- Church: Anglican Church of Australia
- Diocese: Canberra & Goulburn
- In office: 12 June 2004 – 11 January 2020

Orders
- Ordination: 1978 (as deacon and priest) by Marcus Loane (as deacon) Ken Short (as priest)
- Consecration: 12 June 2004 by George Browning

Personal details
- Born: 1950 (age 74–75)

= Trevor Edwards (bishop) =

Australian Anglican bishop

Trevor William Edwards (born 1950) is a retired Australian Anglican bishop, who served as an assistant bishop in the Anglican Diocese of Canberra and Goulburn from 2004 to 2020, and as Vicar-General of the Diocese from 2009 to 2020.

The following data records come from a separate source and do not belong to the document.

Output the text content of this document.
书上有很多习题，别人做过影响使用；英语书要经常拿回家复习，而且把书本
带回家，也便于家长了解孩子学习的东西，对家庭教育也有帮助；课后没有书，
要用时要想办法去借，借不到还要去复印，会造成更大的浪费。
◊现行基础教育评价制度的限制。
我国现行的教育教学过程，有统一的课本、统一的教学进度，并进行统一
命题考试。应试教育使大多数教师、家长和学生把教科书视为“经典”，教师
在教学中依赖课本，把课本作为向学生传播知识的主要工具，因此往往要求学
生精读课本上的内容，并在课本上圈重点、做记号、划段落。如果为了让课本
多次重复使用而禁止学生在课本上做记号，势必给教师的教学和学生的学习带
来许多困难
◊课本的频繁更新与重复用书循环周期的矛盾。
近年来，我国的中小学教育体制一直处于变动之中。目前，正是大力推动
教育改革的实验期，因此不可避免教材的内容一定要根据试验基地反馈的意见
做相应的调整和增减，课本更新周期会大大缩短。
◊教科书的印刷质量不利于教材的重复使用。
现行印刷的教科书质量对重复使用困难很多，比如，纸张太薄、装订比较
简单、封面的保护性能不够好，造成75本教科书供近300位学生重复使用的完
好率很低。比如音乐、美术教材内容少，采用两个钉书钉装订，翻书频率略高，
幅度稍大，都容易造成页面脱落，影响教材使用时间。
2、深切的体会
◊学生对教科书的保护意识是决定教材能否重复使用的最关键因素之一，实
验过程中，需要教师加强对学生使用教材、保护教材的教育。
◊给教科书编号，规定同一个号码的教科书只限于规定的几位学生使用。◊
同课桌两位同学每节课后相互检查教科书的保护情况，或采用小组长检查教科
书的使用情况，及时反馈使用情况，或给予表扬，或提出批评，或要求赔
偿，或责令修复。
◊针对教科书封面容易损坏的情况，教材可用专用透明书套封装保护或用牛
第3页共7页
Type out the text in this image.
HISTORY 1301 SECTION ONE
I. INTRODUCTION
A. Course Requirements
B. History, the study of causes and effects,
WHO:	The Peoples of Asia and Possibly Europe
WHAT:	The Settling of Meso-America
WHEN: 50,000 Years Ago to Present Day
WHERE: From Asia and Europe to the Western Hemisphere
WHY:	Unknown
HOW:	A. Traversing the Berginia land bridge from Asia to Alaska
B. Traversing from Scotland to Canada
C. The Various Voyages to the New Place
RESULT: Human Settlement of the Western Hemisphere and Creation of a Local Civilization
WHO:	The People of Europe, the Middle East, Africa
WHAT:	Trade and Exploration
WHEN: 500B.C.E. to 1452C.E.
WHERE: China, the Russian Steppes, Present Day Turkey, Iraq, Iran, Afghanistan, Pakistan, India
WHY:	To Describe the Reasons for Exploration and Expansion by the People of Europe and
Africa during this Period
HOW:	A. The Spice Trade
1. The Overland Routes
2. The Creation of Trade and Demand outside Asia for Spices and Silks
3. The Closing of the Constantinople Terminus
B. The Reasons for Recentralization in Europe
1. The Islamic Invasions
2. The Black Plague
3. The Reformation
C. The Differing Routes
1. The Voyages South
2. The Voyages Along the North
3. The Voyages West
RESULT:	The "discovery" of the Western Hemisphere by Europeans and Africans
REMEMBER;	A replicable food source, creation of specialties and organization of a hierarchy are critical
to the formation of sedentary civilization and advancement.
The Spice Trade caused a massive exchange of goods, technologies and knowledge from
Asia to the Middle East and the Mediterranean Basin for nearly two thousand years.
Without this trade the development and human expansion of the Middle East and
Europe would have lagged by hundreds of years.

Edwards was ordained in 1978. He was rector of parishes at Camden and Hurstville Grove in the Diocese of Sydney before being appointed Archdeacon of South Sydney in 1996 and Archdeacon for Ordination in the Sydney Diocese in 2000. Edwards was considered as a candidate for Bishop of South Sydney in 2000, following Peter Watson's move to become Archbishop of Melbourne, but Robert Forsyth was chosen instead. Edwards nominated as a candidate for Archbishop of Sydney in the 2001 election, describing himself as a ‘generous evangelical’ who was uncompromising in defence of the essentials of the faith, but ‘more relaxed on the edges, the things which ultimately do not matter for salvation’. Edwards was eliminated in the first round after failing to achieve a majority of votes in his favour from either clergy or laity.

In February 2003, Edwards moved to Canberra to take up a position in the Diocese of Goulburn and Canberra as Archdeacon of South Canberra and Rector of St Matthew's Wanniassa. In 2004 he was appointed a part-time assistant bishop in the Diocese, and in 2009 was invited by Bishop Stuart Robinson to become a full-time assistant bishop and Vicar-General of the Diocese.

Edward was administrator of the Diocese between the resignation of Stuart Robinson and appointment of Mark Short.

Edwards resigned as Assistant Bishop on 11 January 2020. During 2021, Edwards took on the role of Acting Rector of St. Mark's Anglican Church Ulladulla, the southern most parish of the Anglican Diocese of Sydney.